You can’t be a pool-playing dilletante. Well, you can but there’s nothing more depressing than realizing that you’re no better at the game now than you were at 17 or 18. That happened to me the other night. There’s only one way to play pool and that’s like a would-be Eddie Felson, like Jimi Hendrix and his guitar, like nothing else matters…every day, full concentration, serious, devotional. I used to be half decent at pool in high school. Not consistently but every now and then I would hit the balls just so. When you make a tricky shot there’s nothing like it (I used to improve after a couple of beers), and when you blow a shot it’s awful. Especially the easy ones. All my life I’ve wanted to be good enough to shoot a cross-corner like the one that Paul Newman shoots in The Hustler [below]. I’ve never come close to being that good. I know what mediocre is. I was a lousy drummer and a fourth-rate trumpet player so don’t tell me.
The Sony 4K lip-synch agony that has plagued my life for roughly a month is finally over. Really — the problem has been 100% solved.

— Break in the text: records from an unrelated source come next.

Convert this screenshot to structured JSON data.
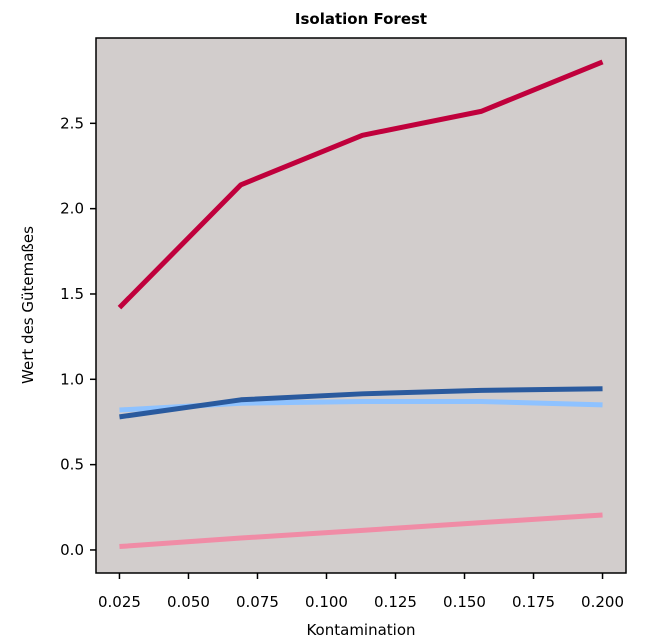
{
  "chart_data": {
    "type": "line",
    "title": "Isolation Forest",
    "xlabel": "Kontamination",
    "ylabel": "Wert des Gütemaßes",
    "x": [
      0.025,
      0.069,
      0.113,
      0.156,
      0.2
    ],
    "xlim": [
      0.0165,
      0.2085
    ],
    "ylim": [
      -0.135,
      3.0
    ],
    "xticks": [
      "0.025",
      "0.050",
      "0.075",
      "0.100",
      "0.125",
      "0.150",
      "0.175",
      "0.200"
    ],
    "yticks": [
      "0.0",
      "0.5",
      "1.0",
      "1.5",
      "2.0",
      "2.5"
    ],
    "grid": false,
    "series": [
      {
        "color": "#c0003c",
        "values": [
          1.42,
          2.14,
          2.43,
          2.57,
          2.86
        ]
      },
      {
        "color": "#8ec2ff",
        "values": [
          0.82,
          0.86,
          0.87,
          0.87,
          0.85
        ]
      },
      {
        "color": "#2a5a9e",
        "values": [
          0.78,
          0.88,
          0.915,
          0.935,
          0.945
        ]
      },
      {
        "color": "#f08ca6",
        "values": [
          0.02,
          0.07,
          0.115,
          0.16,
          0.205
        ]
      }
    ],
    "plot_background": "#d2cdcc"
  }
}
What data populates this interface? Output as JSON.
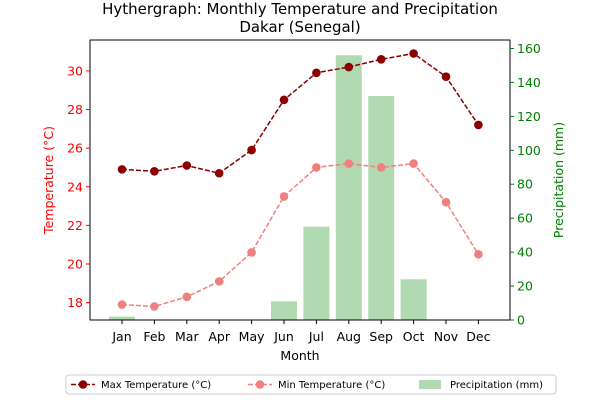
{
  "chart_data": {
    "type": "line",
    "title": "Hythergraph: Monthly Temperature and Precipitation",
    "subtitle": "Dakar (Senegal)",
    "xlabel": "Month",
    "ylabel_left": "Temperature (°C)",
    "ylabel_right": "Precipitation (mm)",
    "categories": [
      "Jan",
      "Feb",
      "Mar",
      "Apr",
      "May",
      "Jun",
      "Jul",
      "Aug",
      "Sep",
      "Oct",
      "Nov",
      "Dec"
    ],
    "ylim_left": [
      17.1,
      31.6
    ],
    "ylim_right": [
      0,
      165
    ],
    "yticks_left": [
      "18",
      "20",
      "22",
      "24",
      "26",
      "28",
      "30"
    ],
    "yticks_right": [
      "0",
      "20",
      "40",
      "60",
      "80",
      "100",
      "120",
      "140",
      "160"
    ],
    "series": [
      {
        "name": "Max Temperature (°C)",
        "axis": "left",
        "kind": "line",
        "style": "dashed",
        "marker": "circle",
        "color": "#8b0000",
        "values": [
          24.9,
          24.8,
          25.1,
          24.7,
          25.9,
          28.5,
          29.9,
          30.2,
          30.6,
          30.9,
          29.7,
          27.2
        ]
      },
      {
        "name": "Min Temperature (°C)",
        "axis": "left",
        "kind": "line",
        "style": "dashed",
        "marker": "circle",
        "color": "#f08080",
        "values": [
          17.9,
          17.8,
          18.3,
          19.1,
          20.6,
          23.5,
          25.0,
          25.2,
          25.0,
          25.2,
          23.2,
          20.5
        ]
      },
      {
        "name": "Precipitation (mm)",
        "axis": "right",
        "kind": "bar",
        "color": "#b2dab2",
        "values": [
          2,
          0,
          0,
          0,
          0,
          11,
          55,
          156,
          132,
          24,
          0,
          0
        ]
      }
    ],
    "legend_position": "bottom",
    "grid": false,
    "colors": {
      "left_axis": "#ff0000",
      "right_axis": "#008000"
    }
  }
}
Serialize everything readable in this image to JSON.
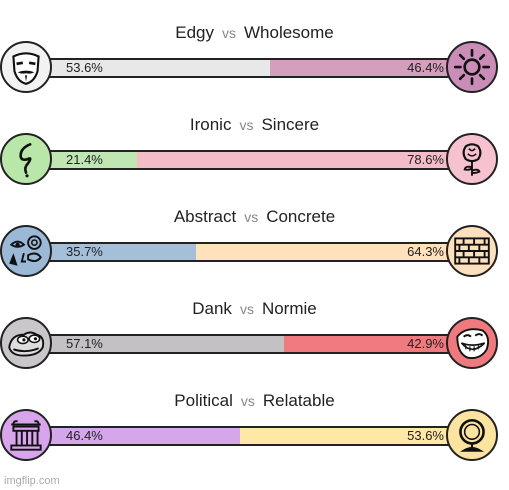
{
  "rows": [
    {
      "left_label": "Edgy",
      "vs": "vs",
      "right_label": "Wholesome",
      "left_pct": "53.6%",
      "right_pct": "46.4%",
      "left_value": 53.6,
      "left_color": "#e8e8e8",
      "right_color": "#d39fbd",
      "left_icon_bg": "#f2f2f2",
      "right_icon_bg": "#c98db7",
      "left_icon": "anonymous-mask-icon",
      "right_icon": "sun-icon"
    },
    {
      "left_label": "Ironic",
      "vs": "vs",
      "right_label": "Sincere",
      "left_pct": "21.4%",
      "right_pct": "78.6%",
      "left_value": 21.4,
      "left_color": "#bfe6b3",
      "right_color": "#f4bcc9",
      "left_icon_bg": "#b8e7a9",
      "right_icon_bg": "#f6c2cf",
      "left_icon": "squiggle-icon",
      "right_icon": "rose-icon"
    },
    {
      "left_label": "Abstract",
      "vs": "vs",
      "right_label": "Concrete",
      "left_pct": "35.7%",
      "right_pct": "64.3%",
      "left_value": 35.7,
      "left_color": "#a5bfd9",
      "right_color": "#ffe1bc",
      "left_icon_bg": "#9bb8d6",
      "right_icon_bg": "#fde0bd",
      "left_icon": "abstract-face-icon",
      "right_icon": "brick-wall-icon"
    },
    {
      "left_label": "Dank",
      "vs": "vs",
      "right_label": "Normie",
      "left_pct": "57.1%",
      "right_pct": "42.9%",
      "left_value": 57.1,
      "left_color": "#c3c1c3",
      "right_color": "#ef7b80",
      "left_icon_bg": "#c9c7c9",
      "right_icon_bg": "#ee7a7f",
      "left_icon": "pepe-frog-icon",
      "right_icon": "trollface-icon"
    },
    {
      "left_label": "Political",
      "vs": "vs",
      "right_label": "Relatable",
      "left_pct": "46.4%",
      "right_pct": "53.6%",
      "left_value": 46.4,
      "left_color": "#d6a6ea",
      "right_color": "#ffe7a5",
      "left_icon_bg": "#d8a4ec",
      "right_icon_bg": "#fde3a0",
      "left_icon": "capitol-column-icon",
      "right_icon": "mirror-icon"
    }
  ],
  "watermark": "imgflip.com"
}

The solution was to toss the Radio Shack HDMI switcher that I’d been using, and replace it with a Marantz AV Surround Receiver NR1506. I fed the cords from the four sources — Direct TV, Oppo Bluray, Sherwood Region 2 Bluray, 4K Roku player — into the Marantz, and then sent the whole package from the Marantz into the TV (Sony 930C), which has built-in speakers plus a wireless subwoofer. (I junked the Sony sound bar.) The key element is an audio-visual command in the Marantz that accelerates or slows the sound down by milliseconds. It allows me to perfectly synch sound and image if there’s even the slightest issue. I’ve never dealt with such a difficult technical challenge in my life. Agonizing.
That Region 2 Studio Canal Bluray of Carol Reed‘s The Third Man (4K-scanned, released last July, derived from a recent restoration that played in Cannes 11 months ago) arrived yesterday. It’s the sharpest, most richly-hued version of this 1949 classic I’ve ever seen in my life — quite velvety and sublime. Don’t even mention that discredited grainstorm Bluray that Criterion released in 2009. A tech-savvy friend told me at the time that exquisite studio-lit compositions weren’t available to director Carol Reed and his dp, Robert Krasker, as they were working on location in Vienna, and that rougher, grainier images were therefore inevitable. Bullshit.